Suka dan Duka di Zaman Tanpa (Lampu) Listrik, Secuil Pengalaman Hidup dari Sudut Kampung Numbei, Kabupaten Malaka



Setapak Rai Numbei (Dalan Inuk Numbei)Bagaimana perasaan dan hati Anda hidup di sebuah daerah terpencil yang terisolir tanpa listrik dan dan sinyal HP? Pastinya Anda tidak bisa bermain gadget yang merupakan kebiasaan anak-anak zaman modern seperti sekarang ini.

Nostalgia Kehidupan di Kampung Numbei

Masih melekat di ingatan, bagaimana suka dukanya hidup di zaman tanpa (lampu) listrik hingga sekarang itulah yang terjadi pada kehidupan masyarakat Kampung Numbei, Desa Kateri Kabupaten Malaka, NTT. Sekedar mengingat kembali memori masa kecil Kala itu, aku masih berusia 6 tahun dan duduk dibangku kelas 4 sekolah dasar. 

Saban sore, ada kegiatan rutin yang harus kukerjakan sepulang ayah dari  kebun. Di era tahun 90-an itu, ayah selalu menyuruhku membeli kaus lampu dan spritus untuk menyalakan lampu gas.

Bahkan, setiap 2 hari sekali, ayah wajib membersihkan lampu gas dan mengisi minyak tanah di dalam tabungnya. Sungguh pekerjaan yang sangat menjengkelkan bagiku, karena membeli kaus lampu memang ribet. Ada kaus lampu yang rawan pecah atau sobek.

Menyalakan lampu gas merupakan pekerjaan melelahkan, mulai dari melelehkan spiritus sebagai pemantik api ditahap awal dan memompanya.

Kadang malam haripun, kegiatan memompa harus dilakukan ketika sinar dari lampu petromax mulai meredup. Padahal di zaman itupun, lampu neon sudah ada pasca ditemukan ilmuwan Thomas Alfa Edison.
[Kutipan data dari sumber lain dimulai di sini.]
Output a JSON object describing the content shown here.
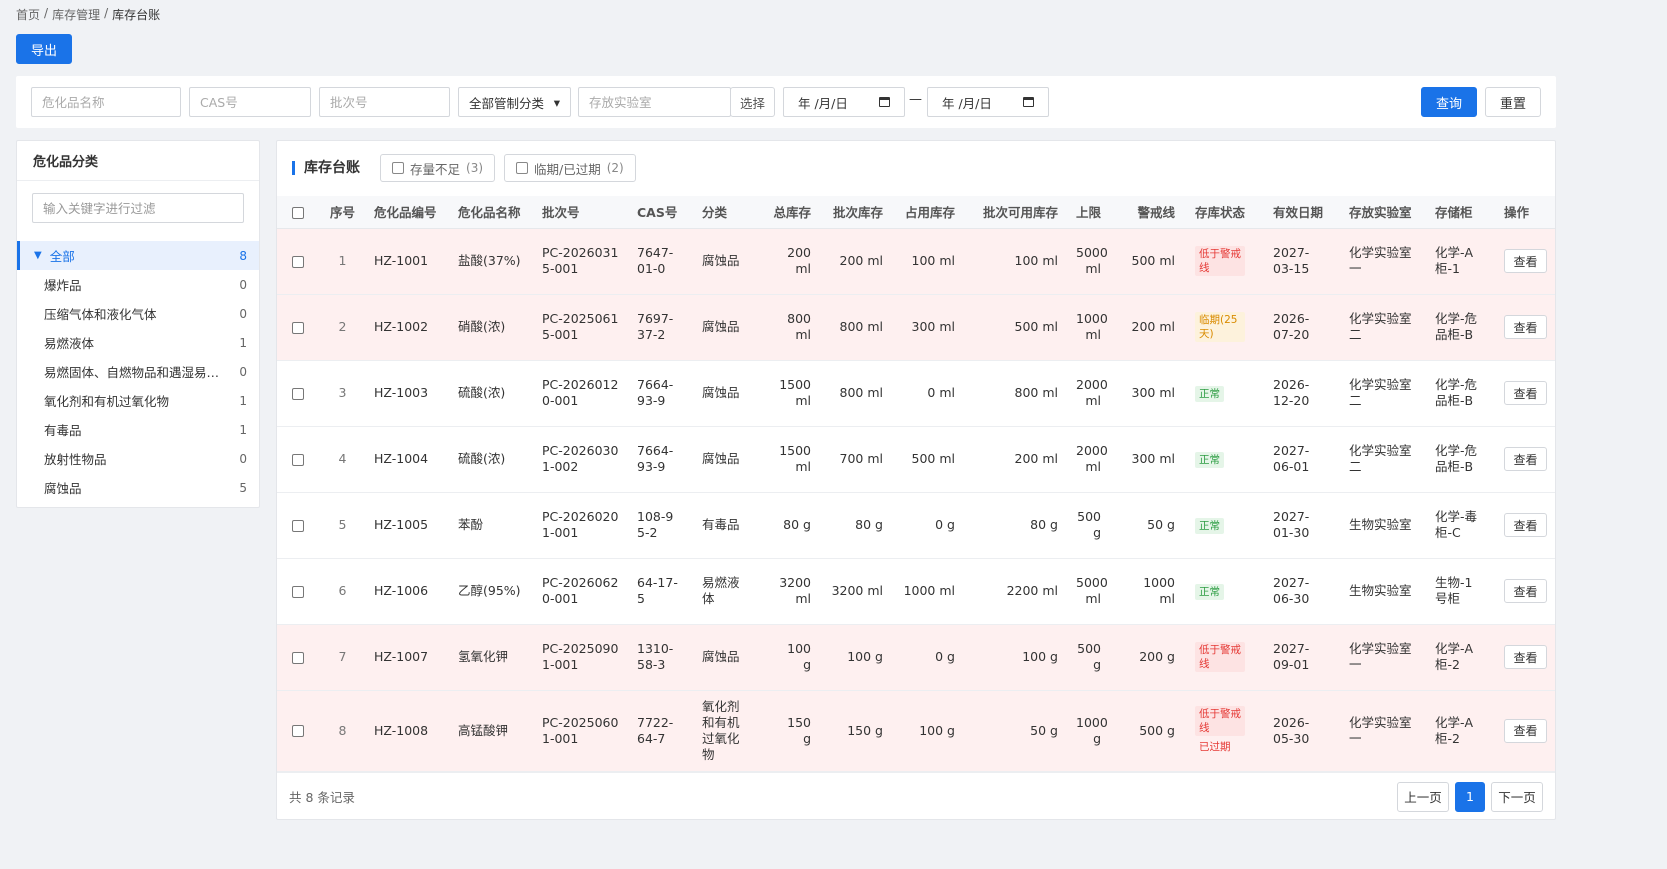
{
  "breadcrumb": {
    "items": [
      "首页",
      "库存管理",
      "库存台账"
    ],
    "sep": "/"
  },
  "toolbar": {
    "export_label": "导出"
  },
  "filters": {
    "name_placeholder": "危化品名称",
    "cas_placeholder": "CAS号",
    "batch_placeholder": "批次号",
    "category_value": "全部管制分类",
    "lab_placeholder": "存放实验室",
    "lab_select_label": "选择",
    "date_start": "年 /月/日",
    "date_sep": "—",
    "date_end": "年 /月/日",
    "query_label": "查询",
    "reset_label": "重置"
  },
  "sidebar": {
    "title": "危化品分类",
    "search_placeholder": "输入关键字进行过滤",
    "root": {
      "label": "全部",
      "count": "8"
    },
    "items": [
      {
        "label": "爆炸品",
        "count": "0"
      },
      {
        "label": "压缩气体和液化气体",
        "count": "0"
      },
      {
        "label": "易燃液体",
        "count": "1"
      },
      {
        "label": "易燃固体、自燃物品和遇湿易燃物品",
        "count": "0"
      },
      {
        "label": "氧化剂和有机过氧化物",
        "count": "1"
      },
      {
        "label": "有毒品",
        "count": "1"
      },
      {
        "label": "放射性物品",
        "count": "0"
      },
      {
        "label": "腐蚀品",
        "count": "5"
      }
    ]
  },
  "main": {
    "title": "库存台账",
    "chips": [
      {
        "label": "存量不足",
        "count": "(3)"
      },
      {
        "label": "临期/已过期",
        "count": "(2)"
      }
    ],
    "columns": [
      "序号",
      "危化品编号",
      "危化品名称",
      "批次号",
      "CAS号",
      "分类",
      "总库存",
      "批次库存",
      "占用库存",
      "批次可用库存",
      "上限",
      "警戒线",
      "存库状态",
      "有效日期",
      "存放实验室",
      "存储柜",
      "操作"
    ],
    "rows": [
      {
        "seq": "1",
        "code": "HZ-1001",
        "name": "盐酸(37%)",
        "batch": "PC-20260315-001",
        "cas": "7647-01-0",
        "cat": "腐蚀品",
        "total": "200 ml",
        "batch_stock": "200 ml",
        "occupied": "100 ml",
        "available": "100 ml",
        "upper": "5000 ml",
        "warn": "500 ml",
        "tags": [
          {
            "text": "低于警戒线",
            "type": "low"
          }
        ],
        "expire": "2027-03-15",
        "lab": "化学实验室一",
        "cabinet": "化学-A柜-1",
        "action": "查看",
        "warn_row": true
      },
      {
        "seq": "2",
        "code": "HZ-1002",
        "name": "硝酸(浓)",
        "batch": "PC-20250615-001",
        "cas": "7697-37-2",
        "cat": "腐蚀品",
        "total": "800 ml",
        "batch_stock": "800 ml",
        "occupied": "300 ml",
        "available": "500 ml",
        "upper": "1000 ml",
        "warn": "200 ml",
        "tags": [
          {
            "text": "临期(25天)",
            "type": "near"
          }
        ],
        "expire": "2026-07-20",
        "lab": "化学实验室二",
        "cabinet": "化学-危品柜-B",
        "action": "查看",
        "warn_row": true
      },
      {
        "seq": "3",
        "code": "HZ-1003",
        "name": "硫酸(浓)",
        "batch": "PC-20260120-001",
        "cas": "7664-93-9",
        "cat": "腐蚀品",
        "total": "1500 ml",
        "batch_stock": "800 ml",
        "occupied": "0 ml",
        "available": "800 ml",
        "upper": "2000 ml",
        "warn": "300 ml",
        "tags": [
          {
            "text": "正常",
            "type": "ok"
          }
        ],
        "expire": "2026-12-20",
        "lab": "化学实验室二",
        "cabinet": "化学-危品柜-B",
        "action": "查看",
        "warn_row": false
      },
      {
        "seq": "4",
        "code": "HZ-1004",
        "name": "硫酸(浓)",
        "batch": "PC-20260301-002",
        "cas": "7664-93-9",
        "cat": "腐蚀品",
        "total": "1500 ml",
        "batch_stock": "700 ml",
        "occupied": "500 ml",
        "available": "200 ml",
        "upper": "2000 ml",
        "warn": "300 ml",
        "tags": [
          {
            "text": "正常",
            "type": "ok"
          }
        ],
        "expire": "2027-06-01",
        "lab": "化学实验室二",
        "cabinet": "化学-危品柜-B",
        "action": "查看",
        "warn_row": false
      },
      {
        "seq": "5",
        "code": "HZ-1005",
        "name": "苯酚",
        "batch": "PC-20260201-001",
        "cas": "108-95-2",
        "cat": "有毒品",
        "total": "80 g",
        "batch_stock": "80 g",
        "occupied": "0 g",
        "available": "80 g",
        "upper": "500 g",
        "warn": "50 g",
        "tags": [
          {
            "text": "正常",
            "type": "ok"
          }
        ],
        "expire": "2027-01-30",
        "lab": "生物实验室",
        "cabinet": "化学-毒柜-C",
        "action": "查看",
        "warn_row": false
      },
      {
        "seq": "6",
        "code": "HZ-1006",
        "name": "乙醇(95%)",
        "batch": "PC-20260620-001",
        "cas": "64-17-5",
        "cat": "易燃液体",
        "total": "3200 ml",
        "batch_stock": "3200 ml",
        "occupied": "1000 ml",
        "available": "2200 ml",
        "upper": "5000 ml",
        "warn": "1000 ml",
        "tags": [
          {
            "text": "正常",
            "type": "ok"
          }
        ],
        "expire": "2027-06-30",
        "lab": "生物实验室",
        "cabinet": "生物-1号柜",
        "action": "查看",
        "warn_row": false
      },
      {
        "seq": "7",
        "code": "HZ-1007",
        "name": "氢氧化钾",
        "batch": "PC-20250901-001",
        "cas": "1310-58-3",
        "cat": "腐蚀品",
        "total": "100 g",
        "batch_stock": "100 g",
        "occupied": "0 g",
        "available": "100 g",
        "upper": "500 g",
        "warn": "200 g",
        "tags": [
          {
            "text": "低于警戒线",
            "type": "low"
          }
        ],
        "expire": "2027-09-01",
        "lab": "化学实验室一",
        "cabinet": "化学-A柜-2",
        "action": "查看",
        "warn_row": true
      },
      {
        "seq": "8",
        "code": "HZ-1008",
        "name": "高锰酸钾",
        "batch": "PC-20250601-001",
        "cas": "7722-64-7",
        "cat": "氧化剂和有机过氧化物",
        "total": "150 g",
        "batch_stock": "150 g",
        "occupied": "100 g",
        "available": "50 g",
        "upper": "1000 g",
        "warn": "500 g",
        "tags": [
          {
            "text": "低于警戒线",
            "type": "low"
          },
          {
            "text": "已过期",
            "type": "exp"
          }
        ],
        "expire": "2026-05-30",
        "lab": "化学实验室一",
        "cabinet": "化学-A柜-2",
        "action": "查看",
        "warn_row": true
      }
    ],
    "total_text": "共 8 条记录",
    "pager": {
      "prev": "上一页",
      "page": "1",
      "next": "下一页"
    }
  }
}
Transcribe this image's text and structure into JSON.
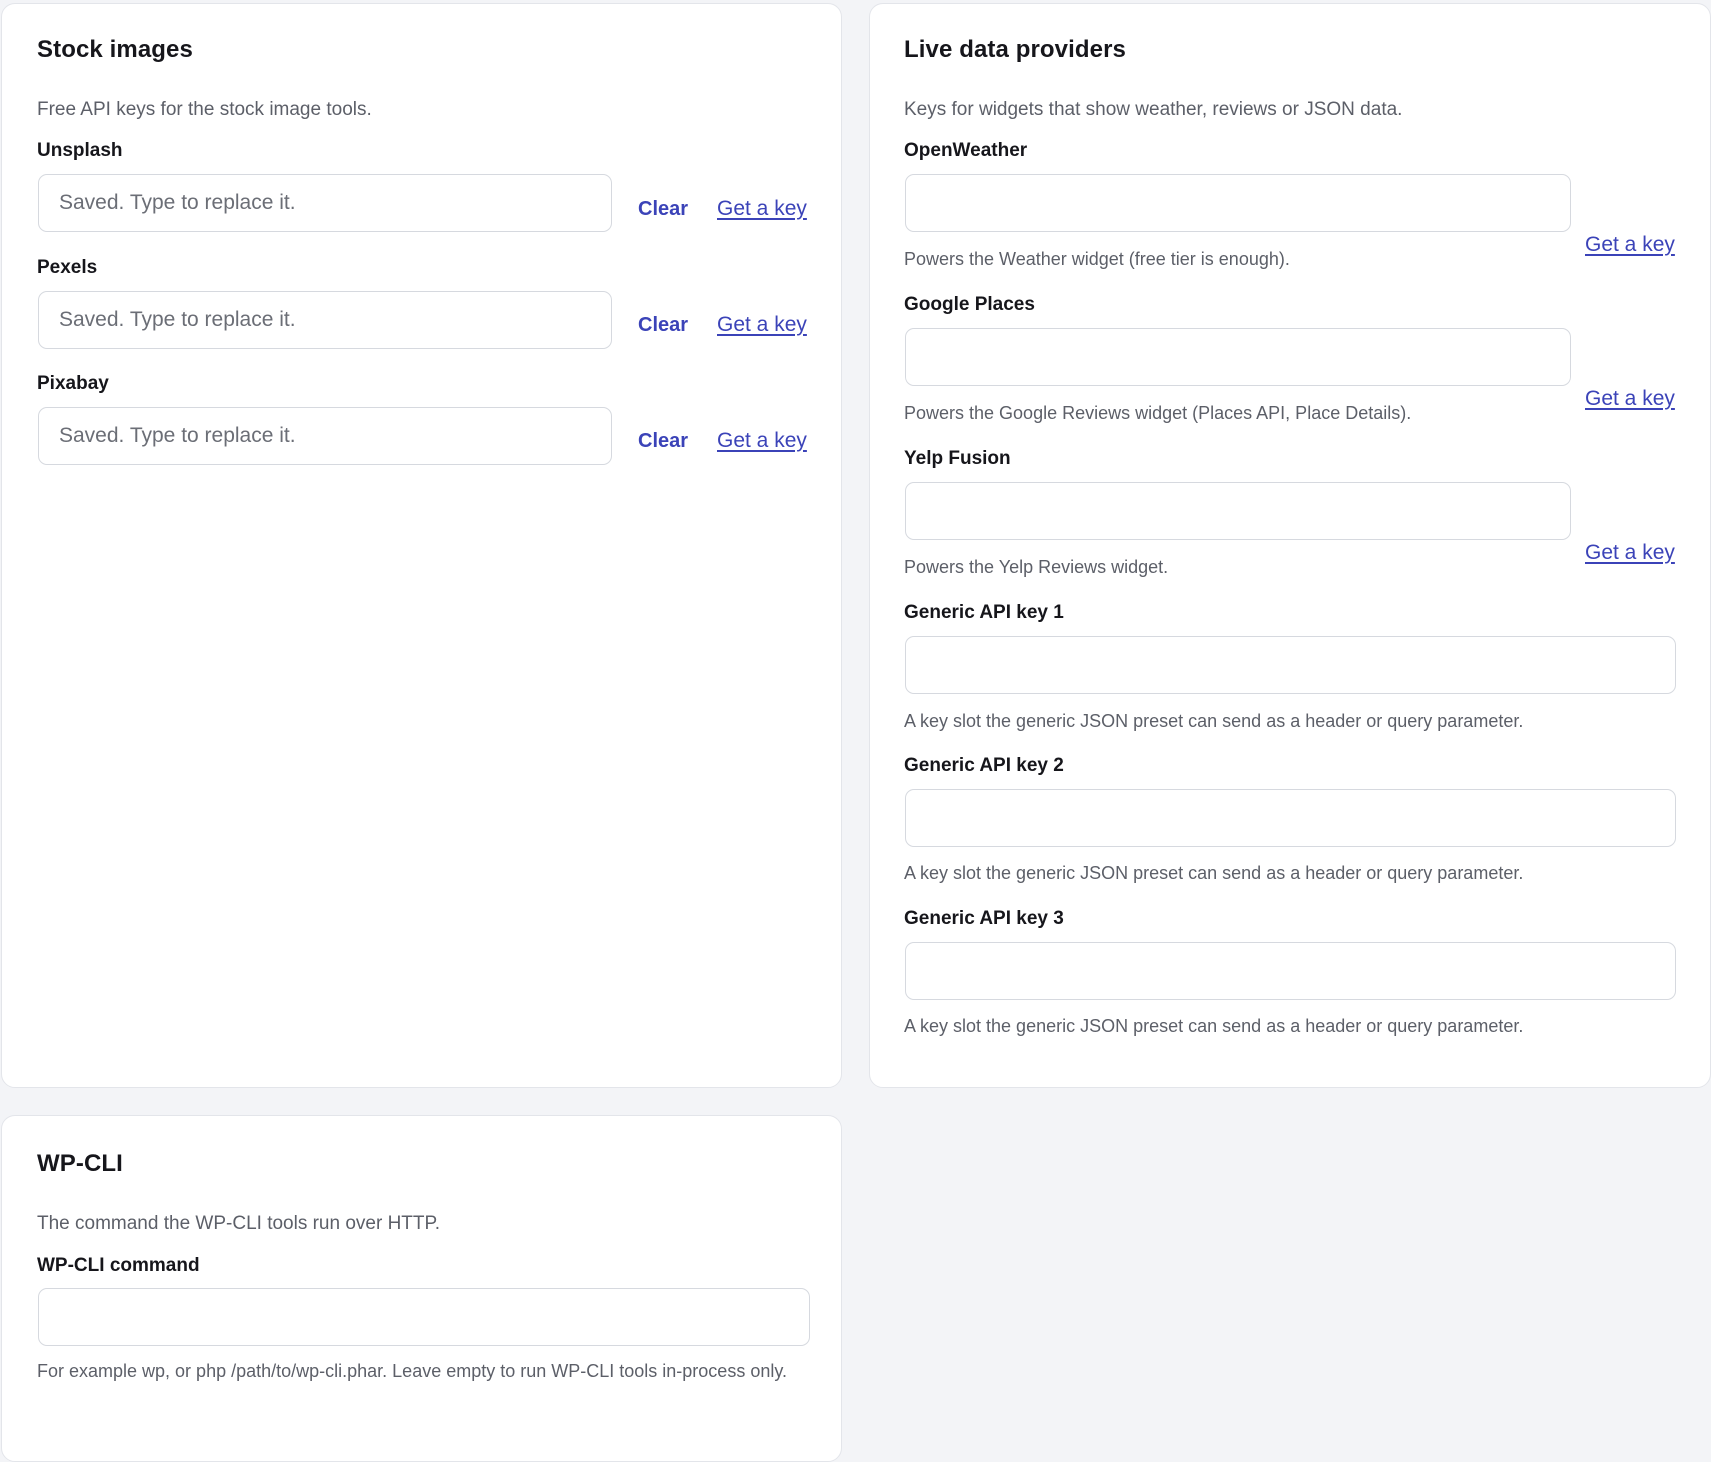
{
  "stock": {
    "title": "Stock images",
    "description": "Free API keys for the stock image tools.",
    "fields": [
      {
        "label": "Unsplash",
        "placeholder": "Saved. Type to replace it.",
        "clear_label": "Clear",
        "link_label": "Get a key"
      },
      {
        "label": "Pexels",
        "placeholder": "Saved. Type to replace it.",
        "clear_label": "Clear",
        "link_label": "Get a key"
      },
      {
        "label": "Pixabay",
        "placeholder": "Saved. Type to replace it.",
        "clear_label": "Clear",
        "link_label": "Get a key"
      }
    ]
  },
  "live": {
    "title": "Live data providers",
    "description": "Keys for widgets that show weather, reviews or JSON data.",
    "fields": [
      {
        "label": "OpenWeather",
        "value": "",
        "help": "Powers the Weather widget (free tier is enough).",
        "link_label": "Get a key"
      },
      {
        "label": "Google Places",
        "value": "",
        "help": "Powers the Google Reviews widget (Places API, Place Details).",
        "link_label": "Get a key"
      },
      {
        "label": "Yelp Fusion",
        "value": "",
        "help": "Powers the Yelp Reviews widget.",
        "link_label": "Get a key"
      },
      {
        "label": "Generic API key 1",
        "value": "",
        "help": "A key slot the generic JSON preset can send as a header or query parameter."
      },
      {
        "label": "Generic API key 2",
        "value": "",
        "help": "A key slot the generic JSON preset can send as a header or query parameter."
      },
      {
        "label": "Generic API key 3",
        "value": "",
        "help": "A key slot the generic JSON preset can send as a header or query parameter."
      }
    ]
  },
  "wpcli": {
    "title": "WP-CLI",
    "description": "The command the WP-CLI tools run over HTTP.",
    "field_label": "WP-CLI command",
    "value": "",
    "help": "For example wp, or php /path/to/wp-cli.phar. Leave empty to run WP-CLI tools in-process only."
  },
  "colors": {
    "accent": "#3b43b8",
    "page_background": "#f3f4f7",
    "card_background": "#ffffff",
    "muted_text": "#5c5f68"
  }
}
Namun yang hanya memiliki lampu neon saat itu masih bisa dihitung khusus bagi masyarakat yang hidup di perkotaan. Kalaupun ada hanya satu dua orang, yang bisa terbebas dari siksaan lampu gas dan lampu pelita modifikasi botol bekas dengan sumbu kompor ataupun sisa benang yang digunakan untuk menenun kain adat. 



Jika penduduk 'yang miskin sekali' masih menggunakan lampu gas dan lampu pelita, sedangkan yang 'yang kaya sekali' tentunya menggunakan lampu neon.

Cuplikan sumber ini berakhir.